During the booking process, Doe was asked to remove her hijab for her booking photograph and was strip-searched in a private room by a female deputy jailer. She was then provided a jail-issued uniform with a long-sleeved thermal shirt, requesting the item after being initially issued a uniform with short sleeves, and was given back her hijab, but not her abaya, when she was brought to her cell.
The lawsuit, filed on Doe’s behalf by attorneys with the Council on American-Islamic Relations Legal Defense Fund, claims that Doe asked to wear her hijab during her booking photo, and the request was denied by deputy jailers, which she argued violated her right to practice her faith.
“Her hijab is a pillar of her religious practice and integral to her identity as a Muslim woman,” said Lena Masri, the attorney representing Doe, in the lawsuit. “Appearing in public without hijab or being photographed without wearing hijab and having that photo available to the public is a serious breach of Mrs. Doe’s faith and a deeply humiliating and defiling experience in conflict with her sincerely held religious beliefs.”
One request Doe made in court filings – that her booking photo be removed by the jail – has been met. In Harmon’s affidavit, the jailer said that, acting on advice last month from his legal counsel, Doe’s booking photo was removed from the jail’s website and official record, and Harmon sent a letter to the BGPD, Kentucky State Police, Kentucky Department of Corrections and FBI asking those agencies to remove the photo from their databases.
Attorney Matthew Cook, representing Gorman, Harmon and the other defendants, filed a motion on Dec. 28 to dismiss the lawsuit, disputing Doe’s claims.
“Many of the plaintiff’s allegations are woefully exaggerated,” Cook said in the motion. “Others are outright false.”
Cook argues that Doe’s First Amendment rights protecting religious expression were not violated by requiring her to remove her hijab for her booking photograph and wear jail-issued clothing, noting that Doe said in her lawsuit that one of the deputies told her that Christian and Jewish inmates were also required to remove head coverings for their booking photographs.
“No allegation suggests … that any person from any religious group is permitted to wear head coverings during a booking photograph at the Warren County Regional Jail,” Cook said in the response. “By all accounts, the jail’s purported booking-photo policy is applied even-handedly, neutrally to all inmates irrespective of their religious identity.”
Cook also argued that the jail’s policy requiring inmates to remove head coverings for their booking photographs serves important governmental interests.

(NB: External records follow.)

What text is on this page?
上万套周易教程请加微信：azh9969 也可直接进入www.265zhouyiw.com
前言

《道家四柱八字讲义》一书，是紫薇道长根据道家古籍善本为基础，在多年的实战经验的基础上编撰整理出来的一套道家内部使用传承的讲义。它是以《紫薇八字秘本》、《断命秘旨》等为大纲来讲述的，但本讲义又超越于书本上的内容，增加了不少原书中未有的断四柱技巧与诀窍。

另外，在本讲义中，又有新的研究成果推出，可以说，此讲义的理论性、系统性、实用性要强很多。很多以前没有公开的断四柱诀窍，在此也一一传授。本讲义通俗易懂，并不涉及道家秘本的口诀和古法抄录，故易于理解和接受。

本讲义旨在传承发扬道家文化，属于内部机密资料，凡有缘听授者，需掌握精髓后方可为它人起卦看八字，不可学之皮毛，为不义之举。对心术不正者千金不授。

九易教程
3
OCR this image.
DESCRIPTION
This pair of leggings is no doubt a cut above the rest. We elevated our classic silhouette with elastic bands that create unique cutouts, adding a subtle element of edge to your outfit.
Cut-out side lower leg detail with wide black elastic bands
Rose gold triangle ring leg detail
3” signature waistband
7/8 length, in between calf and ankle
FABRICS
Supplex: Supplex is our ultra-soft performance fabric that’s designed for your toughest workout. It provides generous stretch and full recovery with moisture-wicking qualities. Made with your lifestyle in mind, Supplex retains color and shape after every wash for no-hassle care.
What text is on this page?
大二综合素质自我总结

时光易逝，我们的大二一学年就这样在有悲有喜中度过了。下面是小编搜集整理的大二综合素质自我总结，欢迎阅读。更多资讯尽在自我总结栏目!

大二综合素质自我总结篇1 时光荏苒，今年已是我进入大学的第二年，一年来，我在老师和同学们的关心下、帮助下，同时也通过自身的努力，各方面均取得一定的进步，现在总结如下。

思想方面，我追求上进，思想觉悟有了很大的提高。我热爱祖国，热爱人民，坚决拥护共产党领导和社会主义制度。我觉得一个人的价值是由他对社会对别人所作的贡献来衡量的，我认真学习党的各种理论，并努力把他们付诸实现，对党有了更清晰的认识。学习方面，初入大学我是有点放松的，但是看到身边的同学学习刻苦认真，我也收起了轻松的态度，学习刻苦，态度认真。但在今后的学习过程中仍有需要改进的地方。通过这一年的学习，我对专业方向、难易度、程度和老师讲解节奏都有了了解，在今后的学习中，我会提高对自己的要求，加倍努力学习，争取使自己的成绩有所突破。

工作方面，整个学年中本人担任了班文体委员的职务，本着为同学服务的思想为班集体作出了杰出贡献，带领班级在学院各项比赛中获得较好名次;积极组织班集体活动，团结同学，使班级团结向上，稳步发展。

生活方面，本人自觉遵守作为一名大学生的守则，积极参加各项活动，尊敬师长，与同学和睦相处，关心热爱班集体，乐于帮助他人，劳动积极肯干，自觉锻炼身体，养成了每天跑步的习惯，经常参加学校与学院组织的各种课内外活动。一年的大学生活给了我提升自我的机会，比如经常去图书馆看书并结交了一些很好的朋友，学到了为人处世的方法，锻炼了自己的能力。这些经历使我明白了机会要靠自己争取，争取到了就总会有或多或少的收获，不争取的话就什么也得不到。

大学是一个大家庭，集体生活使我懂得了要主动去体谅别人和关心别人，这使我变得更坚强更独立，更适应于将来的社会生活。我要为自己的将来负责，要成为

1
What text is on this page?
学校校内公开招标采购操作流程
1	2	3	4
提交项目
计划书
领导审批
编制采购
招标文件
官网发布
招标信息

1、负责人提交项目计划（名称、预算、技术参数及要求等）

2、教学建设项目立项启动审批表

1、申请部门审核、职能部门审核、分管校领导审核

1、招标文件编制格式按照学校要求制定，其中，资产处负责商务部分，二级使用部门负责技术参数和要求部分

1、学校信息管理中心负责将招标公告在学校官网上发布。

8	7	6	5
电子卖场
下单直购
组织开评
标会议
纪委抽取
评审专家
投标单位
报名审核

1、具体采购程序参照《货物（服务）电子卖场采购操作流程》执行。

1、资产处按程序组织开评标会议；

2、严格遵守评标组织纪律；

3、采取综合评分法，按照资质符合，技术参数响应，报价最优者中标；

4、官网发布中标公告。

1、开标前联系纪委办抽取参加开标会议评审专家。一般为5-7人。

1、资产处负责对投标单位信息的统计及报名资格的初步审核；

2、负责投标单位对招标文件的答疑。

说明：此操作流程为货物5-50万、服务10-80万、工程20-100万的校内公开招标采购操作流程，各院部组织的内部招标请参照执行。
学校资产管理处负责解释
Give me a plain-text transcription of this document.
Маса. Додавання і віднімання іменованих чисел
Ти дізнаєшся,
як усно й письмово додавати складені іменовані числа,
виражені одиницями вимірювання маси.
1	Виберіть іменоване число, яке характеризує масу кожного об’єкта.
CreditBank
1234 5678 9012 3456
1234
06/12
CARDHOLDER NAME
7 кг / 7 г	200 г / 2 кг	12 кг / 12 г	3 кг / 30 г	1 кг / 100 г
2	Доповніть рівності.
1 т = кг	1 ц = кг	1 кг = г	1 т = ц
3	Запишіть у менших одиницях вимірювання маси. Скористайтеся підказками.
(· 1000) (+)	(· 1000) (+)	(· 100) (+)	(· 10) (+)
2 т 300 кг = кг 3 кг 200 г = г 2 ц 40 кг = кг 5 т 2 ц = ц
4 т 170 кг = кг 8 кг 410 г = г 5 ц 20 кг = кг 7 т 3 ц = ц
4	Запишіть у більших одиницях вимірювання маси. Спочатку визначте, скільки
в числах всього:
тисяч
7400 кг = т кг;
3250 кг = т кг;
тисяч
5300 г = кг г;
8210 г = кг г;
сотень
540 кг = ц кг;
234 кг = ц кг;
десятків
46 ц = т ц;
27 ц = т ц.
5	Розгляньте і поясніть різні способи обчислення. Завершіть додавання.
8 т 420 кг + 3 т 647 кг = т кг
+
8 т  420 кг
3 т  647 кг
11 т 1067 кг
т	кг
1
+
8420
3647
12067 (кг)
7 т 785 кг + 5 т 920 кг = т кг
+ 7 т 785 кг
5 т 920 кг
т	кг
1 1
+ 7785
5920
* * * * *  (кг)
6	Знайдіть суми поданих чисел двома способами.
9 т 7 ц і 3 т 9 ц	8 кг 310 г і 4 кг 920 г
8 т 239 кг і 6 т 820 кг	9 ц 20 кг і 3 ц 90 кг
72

“It allows booking officers to better identify, classify and document prisoners entering their facilities,” Cook said. “So too does a policy requiring inmates to wear jail-issued clothing instead of loose-fitting personal clothing: among other legitimate goals, it furthers safety interests because inmates with loose-fitted clothing can more easily conceal contraband and dangerous weapons.”
Doe had requested the federal court issue an injunction ordering the jail to change its policy so that it would no longer be allowed to take booking photographs of Muslim women without their hijab, and to direct the jail to carry out strip searches without sharing them electronically.
Cook argued that Doe, as a former inmate who does not face a “certainly impending threat” of being jailed, lacked the legal standing to ask the court to grant the injunctions.
Cook said that Gorman is not the final policymaker when it comes to inmate policies at the jail and lacked the authority to ratify the strip search, so he should be dismissed from the suit.
Carroll’s responsibilities ended when the jail took custody of Doe after the officer brought her there and he did not participate in any of the subsequent booking process, Cook said in arguing for Carroll to be dismissed from the suit.
Officer Smith 1 and Officer Smith 2 are described by Cook in the response as “unnamed fictitious parties” who have not been served with any paperwork in the case, and should therefore be dismissed as well.